I think that it’s easy for parents to say that even though we know what’s good and what’s bad, it’s ok to allow for “goodies” on special occasions in moderation. But between teachers rewarding kids with candy, in-school and weekend birthday parties, and unhealthy snacks provided by some parents at the end of sporting events, it seems that every day is “special”. And when you have three parties in one month, what’s a parent to do, pack up some broccoli for the third one? Of course we can try to convince ourselves to view it as a “teaching moment”, but isn’t it better to be more mindful, creative, and (do I dare to say!), eliminate these options all together (at least from the school)?
I am not trying to diminish the effort that has been made. There is definitely more discussion on the subject today and we have come a long way.

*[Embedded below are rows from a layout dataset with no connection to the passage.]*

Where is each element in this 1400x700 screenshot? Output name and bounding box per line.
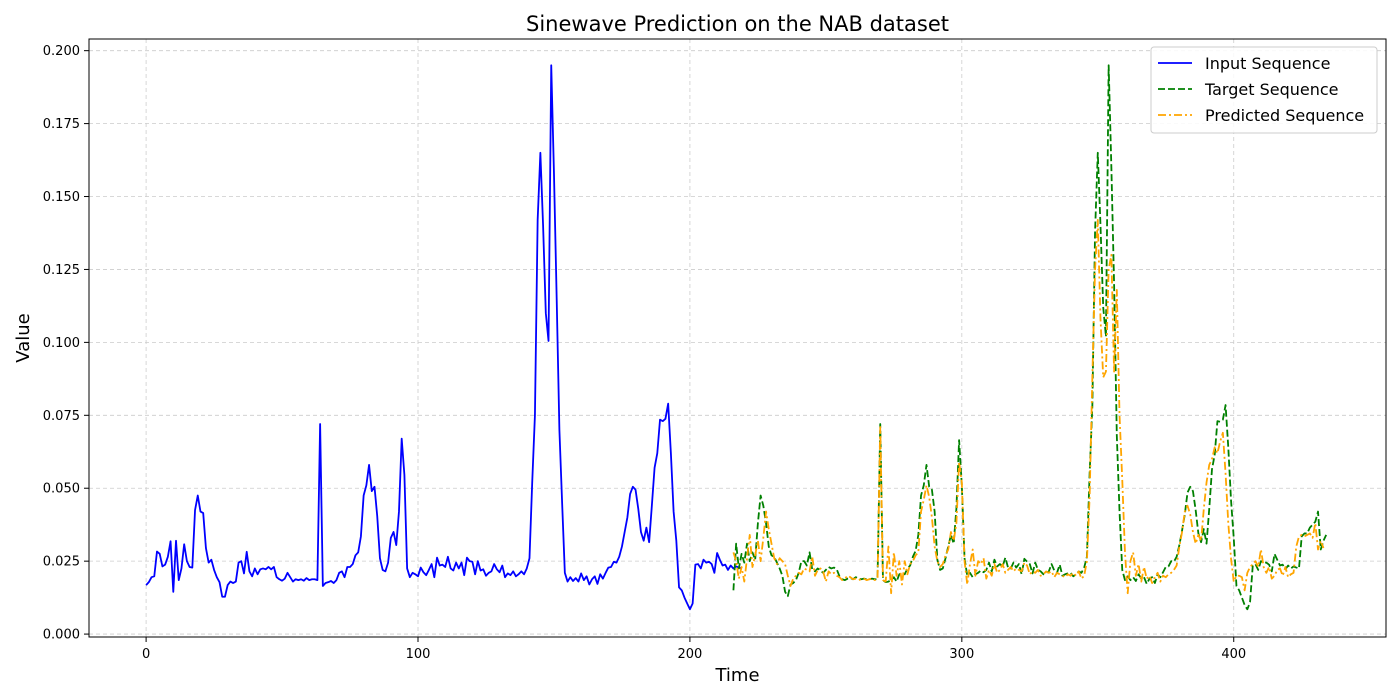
x-axis-label: Time	[714, 665, 759, 686]
y-tick-label: 0.200	[43, 44, 80, 59]
legend-label: Target Sequence	[1204, 80, 1339, 99]
y-tick-label: 0.075	[43, 409, 80, 424]
y-axis-label: Value	[13, 313, 34, 362]
plot-frame	[88, 38, 1387, 638]
ticks: 0 100 200 300 400 0.000 0.025 0.050 0.075 0.100 0.…	[43, 44, 1246, 662]
y-tick-label: 0.100	[43, 336, 80, 351]
x-tick-label: 300	[949, 647, 974, 662]
y-tick-label: 0.125	[43, 263, 80, 278]
legend-label: Input Sequence	[1205, 54, 1330, 73]
x-tick-label: 0	[142, 647, 150, 662]
x-tick-label: 400	[1221, 647, 1246, 662]
legend-box	[1150, 46, 1378, 134]
x-tick-label: 100	[406, 647, 431, 662]
y-tick-label: 0.025	[43, 555, 80, 570]
y-tick-label: 0.150	[43, 190, 80, 205]
series-line-predicted-sequence	[732, 218, 1325, 595]
series-line-target-sequence	[732, 64, 1327, 611]
chart-title: Sinewave Prediction on the NAB dataset	[526, 12, 949, 36]
series-line-input-sequence	[145, 64, 742, 611]
y-tick-label: 0.175	[43, 117, 80, 132]
y-tick-label: 0.050	[43, 482, 80, 497]
legend: Input Sequence Target Sequence Predicted S…	[1150, 46, 1378, 134]
legend-label: Predicted Sequence	[1205, 106, 1364, 125]
series-layer	[145, 64, 1327, 611]
y-tick-label: 0.000	[43, 628, 80, 643]
x-tick-label: 200	[678, 647, 703, 662]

We are teaching kids about nutrition. Still, as my not-so-carefully-selected menu from my son’s birthday reflects, I am far from perfect. Putting structure around pizza, cupcakes, and candy is not an easy task. Let’s face it, our kids are used to it. It tastes good and it is certainly a safe choice that puts a big smile on their faces. But I do think that there is room for improvement in theconsistent implementation of the “nutrition message” our kids are getting from all the adult figures in their lives. Maybe now is the time to break out of the pizza box?